I write my CV in LateX. I could say that this is because LateX is a professional typesetter and I want my CV to look great. I could say that I don’t want to mess around with layout when Word / Pages decides to throw my header away. These are true, but they are not why I use LateX. I use LateX because I am a nerd. I love the fact that I have taken a boring thing like writing a CV and turned it into a coding problem.
Unfortunately since leaving University, where I fell in love with LaTex, my reasons for using it have fallen to just my CV. Keeping an active installation of MikTex on my little MacBook just so every few years I could update my CV seemed a bit overkill. Luckily I found Overleaf (which I heartily recommend) which allowed me to keep my CV in LaTeX, without having to worry about installing and running it.

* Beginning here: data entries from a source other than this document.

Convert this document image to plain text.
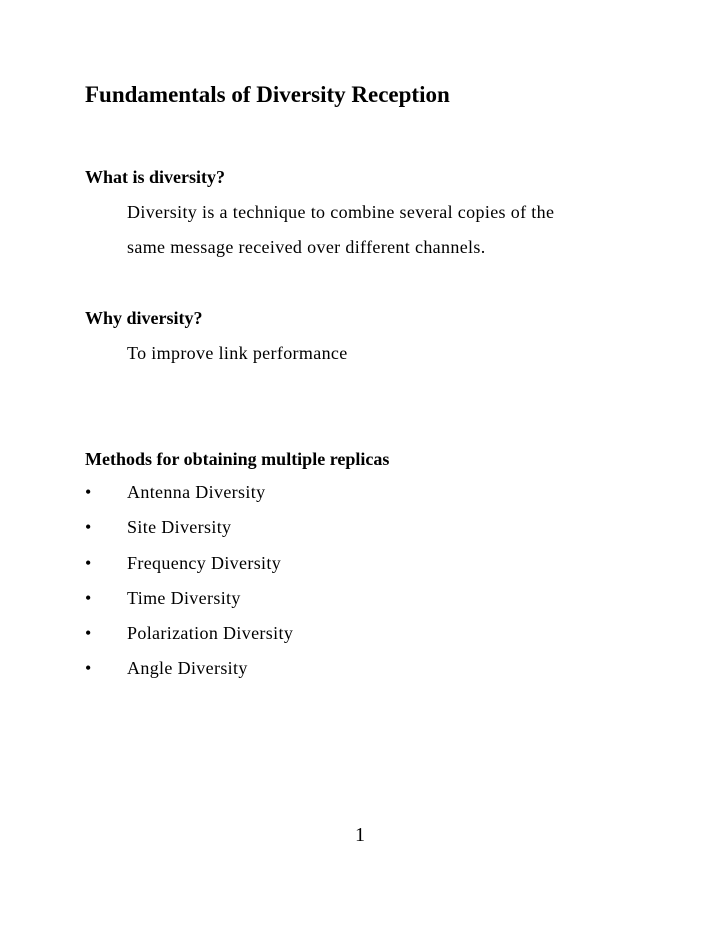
Fundamentals of Diversity Reception
What is diversity?
Diversity is a technique to combine several copies of the
same message received over different channels.
Why diversity?
To improve link performance
Methods for obtaining multiple replicas
• Antenna Diversity
• Site Diversity
• Frequency Diversity
• Time Diversity
• Polarization Diversity
• Angle Diversity
1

This has never sat well with me. It’s not that it doesn’t do what I want - it does - and it does it so well that my not very technical Wife uses it for her CV and wouldn’t even think of changing that.
No, it felt like cheating. It didn’t feel nerdy and really I wanted it to be.
Recently I’ve been bringing the development environment for a number of projects under docker and while I was moving the source for my CV so that it was versioned by git and backed up into Github, I wondered if I could do the same here. It turns out this is pretty easy and someone has already done it!
Thanks to blang I had a git repo with by LaTeX source and a simple build script to produce PDFs for my CVs. I have one copy of my CV for more manager type roles and one for more developer type roles. So this build script processes each of them in turn.
Bonus, I can now use Github Actions to run this on push and save the produced CVs as artifacts. The multiple CVs are stored in a single zip archive by using the glob pattern supported by the upload artifact action.